Both Justine’s and Isaac’s guilt consumed them. It fed off their bones; it harvested the light from their eyes. They were no longer capable of having a conversation between them. They could not even enjoy their food.

“This has no taste,” Isaac would say as he pushed his plate away from him. “I have too much work to do to eat.” He would then leave his wife and three sons and retreat to his office, where he would not do a single shred of paperwork. He would simply stare at the ceiling for hours.

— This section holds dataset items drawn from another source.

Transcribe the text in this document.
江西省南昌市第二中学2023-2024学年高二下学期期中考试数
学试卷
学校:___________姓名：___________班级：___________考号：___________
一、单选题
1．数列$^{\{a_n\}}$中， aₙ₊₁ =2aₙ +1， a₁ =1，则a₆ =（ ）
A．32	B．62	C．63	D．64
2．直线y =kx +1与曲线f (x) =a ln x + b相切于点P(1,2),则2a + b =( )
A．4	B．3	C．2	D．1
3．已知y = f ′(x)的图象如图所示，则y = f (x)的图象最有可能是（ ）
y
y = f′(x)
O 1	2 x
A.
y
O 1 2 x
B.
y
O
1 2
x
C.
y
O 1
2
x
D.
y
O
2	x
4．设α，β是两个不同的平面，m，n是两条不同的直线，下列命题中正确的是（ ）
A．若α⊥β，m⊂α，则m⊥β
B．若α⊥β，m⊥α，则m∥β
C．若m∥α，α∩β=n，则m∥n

Samuel’s mother, however, would remain at the dining-room table while her three boys ate their dinner. Her attendance was not derived from any sense of maternal duty, but could rather be attributed to the catatonic state she had slipped into after the arrival of Jacob’s last letter. Like her husband, she hardly touched the food on her plate, and she remained silent as the servants entered the dining room serving and clearing the dishes with care. On the few occasions she did speak, Samuel recalled that it was always about how they should be grateful, that their cousins and other relatives were far less fortunate than they. His two brothers would always grumble as their mother spoke. As young boys, they were far more eager to shovel the food into their bellies and be out of the house where they could meet friends and be where things were far less strained. Samuel, however, rarely left the table until his mother stood up from her seat. He thought if he was good enough—if he waited patiently enough—that one day the mother he had had back in France would return.